Zero trust and SASE have overlapping principles. Implementing a SASE solution can be one step in an organization’s journey to a complete zero trust security architecture.
How can HPE help with achieving a zero trust architecture?
Project Aurora is HPE’s edge-to-cloud zero trust security architecture to help protect customers from some of today’s most sophisticated malware attacks. Building on HPE’s silicon root of trust, Project Aurora measures everything before it is enabled or released for execution and continuously repeats this measurement during runtime.
Rather than being a point solution, Project Aurora addresses end-to-end security for edge-to-cloud deployments, with new embedded and integrated security solutions starting at the silicon level. It incorporates designed-in security technologies with automated verification and attestation to establish a defense-in-depth approach that begins at the lowest foundational layer—the silicon.
By embedding security across a secure chain of trust from the silicon to the workload, Project Aurora will make it possible for organizations to place greater assurance in their distributed software systems, allowing for more agility and flexibility to bring cost-effective and differentiating solutions to market.

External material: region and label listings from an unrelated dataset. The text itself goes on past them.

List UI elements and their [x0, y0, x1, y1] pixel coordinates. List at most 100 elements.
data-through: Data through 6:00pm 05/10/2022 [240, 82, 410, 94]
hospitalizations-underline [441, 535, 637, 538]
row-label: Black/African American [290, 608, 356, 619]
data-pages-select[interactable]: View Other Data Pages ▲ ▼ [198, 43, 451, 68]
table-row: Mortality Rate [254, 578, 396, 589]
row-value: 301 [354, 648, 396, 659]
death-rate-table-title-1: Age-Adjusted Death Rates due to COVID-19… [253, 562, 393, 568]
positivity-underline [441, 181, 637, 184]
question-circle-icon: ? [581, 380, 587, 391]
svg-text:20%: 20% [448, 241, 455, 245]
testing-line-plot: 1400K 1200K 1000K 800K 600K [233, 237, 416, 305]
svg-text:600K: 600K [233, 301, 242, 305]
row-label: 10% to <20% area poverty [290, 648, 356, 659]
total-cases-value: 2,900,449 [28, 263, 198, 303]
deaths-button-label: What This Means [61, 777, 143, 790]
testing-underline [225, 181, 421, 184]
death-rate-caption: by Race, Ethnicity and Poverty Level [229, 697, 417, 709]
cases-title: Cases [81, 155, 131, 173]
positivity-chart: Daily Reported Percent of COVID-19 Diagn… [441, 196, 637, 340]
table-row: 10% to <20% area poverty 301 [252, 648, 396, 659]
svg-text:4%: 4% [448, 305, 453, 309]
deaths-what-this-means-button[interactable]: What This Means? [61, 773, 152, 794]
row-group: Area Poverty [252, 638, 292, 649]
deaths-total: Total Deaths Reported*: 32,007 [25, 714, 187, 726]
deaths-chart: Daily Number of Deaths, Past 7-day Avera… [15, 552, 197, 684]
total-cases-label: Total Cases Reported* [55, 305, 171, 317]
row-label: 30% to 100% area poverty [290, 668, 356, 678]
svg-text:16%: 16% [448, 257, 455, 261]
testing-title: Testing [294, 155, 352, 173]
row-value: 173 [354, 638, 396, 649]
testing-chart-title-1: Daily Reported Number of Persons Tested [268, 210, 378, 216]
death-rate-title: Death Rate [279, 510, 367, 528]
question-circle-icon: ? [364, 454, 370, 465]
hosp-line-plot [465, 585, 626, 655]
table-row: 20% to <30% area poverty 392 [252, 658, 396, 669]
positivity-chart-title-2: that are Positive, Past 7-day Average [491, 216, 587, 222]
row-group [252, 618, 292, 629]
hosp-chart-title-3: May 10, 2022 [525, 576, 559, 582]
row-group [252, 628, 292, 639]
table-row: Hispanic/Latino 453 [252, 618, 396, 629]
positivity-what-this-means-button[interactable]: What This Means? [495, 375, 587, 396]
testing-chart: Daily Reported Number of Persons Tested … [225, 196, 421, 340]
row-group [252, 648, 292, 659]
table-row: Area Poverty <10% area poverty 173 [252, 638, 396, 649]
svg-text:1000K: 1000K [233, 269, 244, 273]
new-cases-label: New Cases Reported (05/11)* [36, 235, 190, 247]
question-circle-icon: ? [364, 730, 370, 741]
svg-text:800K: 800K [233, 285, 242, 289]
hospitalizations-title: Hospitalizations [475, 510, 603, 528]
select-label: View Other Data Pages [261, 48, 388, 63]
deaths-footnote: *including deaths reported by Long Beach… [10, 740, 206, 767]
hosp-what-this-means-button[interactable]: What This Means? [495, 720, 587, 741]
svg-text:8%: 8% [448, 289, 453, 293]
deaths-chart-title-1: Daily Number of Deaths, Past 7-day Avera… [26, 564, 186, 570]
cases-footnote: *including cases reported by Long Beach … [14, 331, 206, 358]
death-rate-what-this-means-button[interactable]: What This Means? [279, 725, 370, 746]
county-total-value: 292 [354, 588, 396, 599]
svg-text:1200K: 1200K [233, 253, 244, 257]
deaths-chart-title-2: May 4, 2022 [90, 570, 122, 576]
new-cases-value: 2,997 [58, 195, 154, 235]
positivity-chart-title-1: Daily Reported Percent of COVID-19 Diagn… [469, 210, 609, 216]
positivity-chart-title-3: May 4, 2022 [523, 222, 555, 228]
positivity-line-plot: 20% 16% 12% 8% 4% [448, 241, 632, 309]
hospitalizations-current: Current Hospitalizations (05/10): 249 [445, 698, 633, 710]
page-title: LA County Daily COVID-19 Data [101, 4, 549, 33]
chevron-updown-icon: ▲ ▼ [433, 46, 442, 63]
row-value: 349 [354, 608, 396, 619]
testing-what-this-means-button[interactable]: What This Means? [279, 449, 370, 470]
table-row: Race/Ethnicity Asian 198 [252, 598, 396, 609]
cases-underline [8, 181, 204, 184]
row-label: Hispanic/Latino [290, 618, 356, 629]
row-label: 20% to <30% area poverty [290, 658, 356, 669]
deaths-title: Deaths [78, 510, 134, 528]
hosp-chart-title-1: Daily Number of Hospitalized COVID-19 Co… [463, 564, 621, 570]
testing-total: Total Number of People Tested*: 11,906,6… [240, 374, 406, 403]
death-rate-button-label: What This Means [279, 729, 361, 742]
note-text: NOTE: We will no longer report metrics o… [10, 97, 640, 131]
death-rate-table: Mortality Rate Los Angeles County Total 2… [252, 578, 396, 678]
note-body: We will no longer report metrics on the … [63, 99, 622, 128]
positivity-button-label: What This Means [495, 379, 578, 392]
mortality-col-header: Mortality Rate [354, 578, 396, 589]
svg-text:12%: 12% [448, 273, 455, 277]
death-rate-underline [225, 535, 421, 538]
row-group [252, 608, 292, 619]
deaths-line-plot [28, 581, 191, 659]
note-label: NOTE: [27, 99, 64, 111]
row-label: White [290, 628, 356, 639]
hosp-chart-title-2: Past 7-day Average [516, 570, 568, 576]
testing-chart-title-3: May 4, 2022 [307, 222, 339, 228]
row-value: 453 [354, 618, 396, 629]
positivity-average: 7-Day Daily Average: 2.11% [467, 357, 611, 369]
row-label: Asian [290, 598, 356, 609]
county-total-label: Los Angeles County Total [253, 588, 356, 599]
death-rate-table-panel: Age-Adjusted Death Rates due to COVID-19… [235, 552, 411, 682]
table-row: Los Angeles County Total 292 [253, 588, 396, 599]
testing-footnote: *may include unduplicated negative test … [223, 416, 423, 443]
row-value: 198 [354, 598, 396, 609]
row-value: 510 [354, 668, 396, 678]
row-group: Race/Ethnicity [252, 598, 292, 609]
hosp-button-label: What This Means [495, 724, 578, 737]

Project Aurora will lay the foundation for delivering more zero trust services across HPE GreenLake and other HPE offerings. Initially, it will be embedded within HPE GreenLake Lighthouse to automatically and continuously verify the integrity of the hardware, firmware, operating systems, platforms, and workloads, including workloads from security vendors. This can help minimize the loss and unauthorized encryption (and corruption) of valuable enterprise data and intellectual property.
In the future, Project Aurora will be embedded within HPE GreenLake cloud services to provide a platform-agnostic way to define, create, and deploy a zero trust architecture distributed from edge to cloud.